March Madness MBA Style
BYU MBA students take second at international venture capital competition
PROVO, Utah – Apr 25, 2017 – North Carolina may have danced through March Madness to the NCAA championship, but on the Tar Heels’ own campus, it was BYU that made it all the way to the finals competing in the world’s most respected venture capital competition.
Consisting of five second-year MBA students, the BYU contingent placed second at the Venture Capital Investment Competition one year after winning the international event for the first time in school history. Mark Broadbent, from Gilbert, Arizona; David Christison, from Park City, Utah; Kevin Couch, from Cameron Park, California; Holly Preslar, from Sugar City, Idaho; and Jordan Roper, from Highland, Utah composed the team.
BYU joined eleven other regional champions at the University of North Carolina to compete in the championship rounds. Each team was introduced to four startup companies, then began the process of conducting due diligence on each deal. They spent time with each CEO, ultimately selecting one of the firms for an investment.
The teams were judged by professionals from more than a dozen investment firms on their ability to interface with the company's CEO, understand the deal and industry, produce an investment thesis, and then defend it in front of the judges and CEOs.
“It was fun to have a target on our backs,” Broadbent says. “We were the defending champs so people said, ‘Oh—there’s BYU.’”
Early on the second day, judges eliminated five teams. The remaining schools presented their investment plans, and after the final round of judging, Georgetown was awarded first place with BYU coming in second.
“This experience has been the highlight of my MBA,” Roper says. “It’s very real. BYU’s venture capital program is getting better and better and succeeding in competitions like this really shows that.
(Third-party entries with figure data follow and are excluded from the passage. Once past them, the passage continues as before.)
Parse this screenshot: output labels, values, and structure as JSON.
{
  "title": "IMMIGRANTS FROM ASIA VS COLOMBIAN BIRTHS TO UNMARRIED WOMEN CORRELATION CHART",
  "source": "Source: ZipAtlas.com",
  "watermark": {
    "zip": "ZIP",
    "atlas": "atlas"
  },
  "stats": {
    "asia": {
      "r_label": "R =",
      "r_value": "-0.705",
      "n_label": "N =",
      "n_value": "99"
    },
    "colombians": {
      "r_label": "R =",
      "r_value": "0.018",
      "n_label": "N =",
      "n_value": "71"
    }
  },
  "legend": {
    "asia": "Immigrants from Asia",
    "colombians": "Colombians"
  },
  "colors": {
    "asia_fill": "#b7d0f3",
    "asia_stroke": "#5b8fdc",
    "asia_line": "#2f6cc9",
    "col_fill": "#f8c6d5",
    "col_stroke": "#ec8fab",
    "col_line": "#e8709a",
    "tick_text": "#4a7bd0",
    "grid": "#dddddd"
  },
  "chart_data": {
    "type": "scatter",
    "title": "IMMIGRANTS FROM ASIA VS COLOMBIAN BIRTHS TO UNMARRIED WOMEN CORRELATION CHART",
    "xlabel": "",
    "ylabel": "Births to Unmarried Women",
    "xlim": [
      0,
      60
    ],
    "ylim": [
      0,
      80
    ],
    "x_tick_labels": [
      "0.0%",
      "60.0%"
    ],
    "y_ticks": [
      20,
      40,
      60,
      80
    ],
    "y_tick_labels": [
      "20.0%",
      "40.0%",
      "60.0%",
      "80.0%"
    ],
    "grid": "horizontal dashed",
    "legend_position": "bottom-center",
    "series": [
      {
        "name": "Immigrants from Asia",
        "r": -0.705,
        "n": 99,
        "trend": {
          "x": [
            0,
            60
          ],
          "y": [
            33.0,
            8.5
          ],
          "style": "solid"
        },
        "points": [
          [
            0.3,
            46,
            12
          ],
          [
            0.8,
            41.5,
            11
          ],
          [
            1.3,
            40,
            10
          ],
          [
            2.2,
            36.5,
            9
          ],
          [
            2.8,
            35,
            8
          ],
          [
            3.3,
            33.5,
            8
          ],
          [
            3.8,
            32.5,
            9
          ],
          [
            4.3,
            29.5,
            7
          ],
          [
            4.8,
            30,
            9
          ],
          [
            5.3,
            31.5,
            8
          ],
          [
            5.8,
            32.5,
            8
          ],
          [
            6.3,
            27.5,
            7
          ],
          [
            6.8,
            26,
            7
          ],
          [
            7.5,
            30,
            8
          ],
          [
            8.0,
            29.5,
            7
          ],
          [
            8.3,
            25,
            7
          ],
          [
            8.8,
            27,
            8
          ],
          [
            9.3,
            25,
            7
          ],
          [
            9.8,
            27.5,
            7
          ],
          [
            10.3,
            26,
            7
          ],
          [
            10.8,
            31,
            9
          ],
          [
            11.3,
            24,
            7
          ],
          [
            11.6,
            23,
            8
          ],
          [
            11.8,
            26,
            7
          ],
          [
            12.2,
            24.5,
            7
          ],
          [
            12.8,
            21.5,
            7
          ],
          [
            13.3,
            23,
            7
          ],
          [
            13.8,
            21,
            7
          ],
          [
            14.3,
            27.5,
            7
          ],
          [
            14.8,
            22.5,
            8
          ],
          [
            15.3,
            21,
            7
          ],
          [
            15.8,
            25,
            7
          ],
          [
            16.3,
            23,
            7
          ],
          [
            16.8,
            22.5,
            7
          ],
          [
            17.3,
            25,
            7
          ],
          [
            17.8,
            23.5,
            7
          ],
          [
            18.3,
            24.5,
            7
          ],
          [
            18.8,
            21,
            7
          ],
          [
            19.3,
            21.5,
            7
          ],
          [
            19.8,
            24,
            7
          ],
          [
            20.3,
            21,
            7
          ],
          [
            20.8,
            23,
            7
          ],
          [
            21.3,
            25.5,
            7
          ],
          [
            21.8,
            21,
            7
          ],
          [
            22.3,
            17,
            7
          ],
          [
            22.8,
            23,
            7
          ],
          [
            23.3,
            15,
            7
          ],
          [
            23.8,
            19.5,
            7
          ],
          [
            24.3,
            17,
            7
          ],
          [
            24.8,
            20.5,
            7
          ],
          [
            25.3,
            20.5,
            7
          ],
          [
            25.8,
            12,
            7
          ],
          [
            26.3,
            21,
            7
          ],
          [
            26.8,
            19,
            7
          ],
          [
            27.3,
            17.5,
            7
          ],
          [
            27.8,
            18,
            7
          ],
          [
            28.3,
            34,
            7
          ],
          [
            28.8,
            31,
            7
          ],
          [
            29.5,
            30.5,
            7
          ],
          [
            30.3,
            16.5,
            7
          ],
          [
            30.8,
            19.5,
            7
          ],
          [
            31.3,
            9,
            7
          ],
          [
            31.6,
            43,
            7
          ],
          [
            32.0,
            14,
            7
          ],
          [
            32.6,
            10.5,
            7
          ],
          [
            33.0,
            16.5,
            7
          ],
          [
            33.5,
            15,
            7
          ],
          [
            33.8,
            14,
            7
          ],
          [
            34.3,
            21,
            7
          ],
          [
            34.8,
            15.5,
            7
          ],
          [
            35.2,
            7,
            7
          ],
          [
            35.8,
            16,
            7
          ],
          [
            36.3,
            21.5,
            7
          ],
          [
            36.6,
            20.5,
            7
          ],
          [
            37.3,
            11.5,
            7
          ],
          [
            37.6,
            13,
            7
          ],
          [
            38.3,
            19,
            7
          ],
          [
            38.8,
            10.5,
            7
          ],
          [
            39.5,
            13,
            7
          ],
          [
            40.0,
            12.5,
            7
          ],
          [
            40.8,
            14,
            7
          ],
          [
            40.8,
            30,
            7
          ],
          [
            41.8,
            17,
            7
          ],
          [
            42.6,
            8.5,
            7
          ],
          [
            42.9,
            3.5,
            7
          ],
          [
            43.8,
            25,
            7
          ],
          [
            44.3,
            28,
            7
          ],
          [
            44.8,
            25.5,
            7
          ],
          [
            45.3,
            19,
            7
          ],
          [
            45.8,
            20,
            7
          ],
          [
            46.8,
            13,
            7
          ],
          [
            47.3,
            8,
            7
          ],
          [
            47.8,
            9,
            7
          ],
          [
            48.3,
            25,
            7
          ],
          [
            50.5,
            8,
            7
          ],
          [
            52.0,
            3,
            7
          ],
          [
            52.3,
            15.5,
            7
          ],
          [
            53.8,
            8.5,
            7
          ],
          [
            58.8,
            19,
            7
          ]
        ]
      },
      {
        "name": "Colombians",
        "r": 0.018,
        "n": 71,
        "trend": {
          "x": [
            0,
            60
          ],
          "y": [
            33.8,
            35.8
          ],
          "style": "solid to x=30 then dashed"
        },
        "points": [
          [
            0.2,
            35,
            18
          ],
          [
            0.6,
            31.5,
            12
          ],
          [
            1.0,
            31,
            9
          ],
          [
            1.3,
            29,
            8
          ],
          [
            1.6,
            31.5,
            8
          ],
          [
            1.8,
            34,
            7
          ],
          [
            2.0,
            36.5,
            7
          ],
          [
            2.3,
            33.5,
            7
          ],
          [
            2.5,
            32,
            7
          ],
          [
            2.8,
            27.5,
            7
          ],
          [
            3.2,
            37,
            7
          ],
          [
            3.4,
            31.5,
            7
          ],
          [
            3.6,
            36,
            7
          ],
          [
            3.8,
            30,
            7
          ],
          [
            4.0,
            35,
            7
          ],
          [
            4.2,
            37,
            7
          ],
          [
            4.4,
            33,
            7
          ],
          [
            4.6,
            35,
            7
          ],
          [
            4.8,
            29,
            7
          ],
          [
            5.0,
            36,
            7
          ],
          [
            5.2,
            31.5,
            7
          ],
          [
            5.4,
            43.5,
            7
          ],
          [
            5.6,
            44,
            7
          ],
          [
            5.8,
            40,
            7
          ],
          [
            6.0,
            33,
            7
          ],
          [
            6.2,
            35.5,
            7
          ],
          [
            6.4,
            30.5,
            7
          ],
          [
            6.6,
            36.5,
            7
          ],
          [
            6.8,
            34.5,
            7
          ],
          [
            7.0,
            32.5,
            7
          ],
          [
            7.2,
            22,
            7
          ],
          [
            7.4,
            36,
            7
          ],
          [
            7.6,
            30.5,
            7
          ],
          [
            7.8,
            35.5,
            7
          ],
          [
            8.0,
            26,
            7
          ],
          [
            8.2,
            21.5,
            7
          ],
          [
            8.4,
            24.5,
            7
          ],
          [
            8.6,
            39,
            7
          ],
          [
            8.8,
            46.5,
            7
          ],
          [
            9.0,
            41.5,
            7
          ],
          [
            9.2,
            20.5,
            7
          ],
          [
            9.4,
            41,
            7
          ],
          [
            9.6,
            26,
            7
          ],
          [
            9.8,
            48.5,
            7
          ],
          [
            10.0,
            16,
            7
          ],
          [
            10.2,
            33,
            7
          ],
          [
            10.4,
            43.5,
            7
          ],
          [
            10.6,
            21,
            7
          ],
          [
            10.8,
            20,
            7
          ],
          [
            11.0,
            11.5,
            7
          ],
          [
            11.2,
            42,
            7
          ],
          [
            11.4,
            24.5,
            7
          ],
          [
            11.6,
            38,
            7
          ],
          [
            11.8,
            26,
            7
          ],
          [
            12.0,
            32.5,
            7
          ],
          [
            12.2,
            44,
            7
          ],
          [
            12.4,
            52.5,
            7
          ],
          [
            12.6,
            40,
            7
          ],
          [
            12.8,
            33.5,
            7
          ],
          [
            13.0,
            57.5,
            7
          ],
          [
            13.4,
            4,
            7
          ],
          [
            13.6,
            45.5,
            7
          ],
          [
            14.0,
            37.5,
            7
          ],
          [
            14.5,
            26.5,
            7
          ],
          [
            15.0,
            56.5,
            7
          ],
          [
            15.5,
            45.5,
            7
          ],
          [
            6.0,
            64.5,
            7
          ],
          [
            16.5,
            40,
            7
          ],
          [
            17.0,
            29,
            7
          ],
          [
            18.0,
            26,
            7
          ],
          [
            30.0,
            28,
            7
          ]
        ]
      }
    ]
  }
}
The team finished behind Georgetown but ahead of other finalists, including Harvard, MIT, Chicago, and Wharton. It felt really good to be number two in the world.”
Gary Williams, the team’s faculty advisor, worked with the team for eight months in preparation. Williams teaches a two-year MBA track in venture capital and private equity and serves as the faculty advisor to BYU Cougar Capital.
“I consider this to be pure third-party validation—you can’t fake it,” Williams says. “This competition pit five students from Provo against five students from China, India, and other countries around the world. We are happy both for our team and the university and thankful to each of our team members for their outstanding work in representing BYU on a global stage.”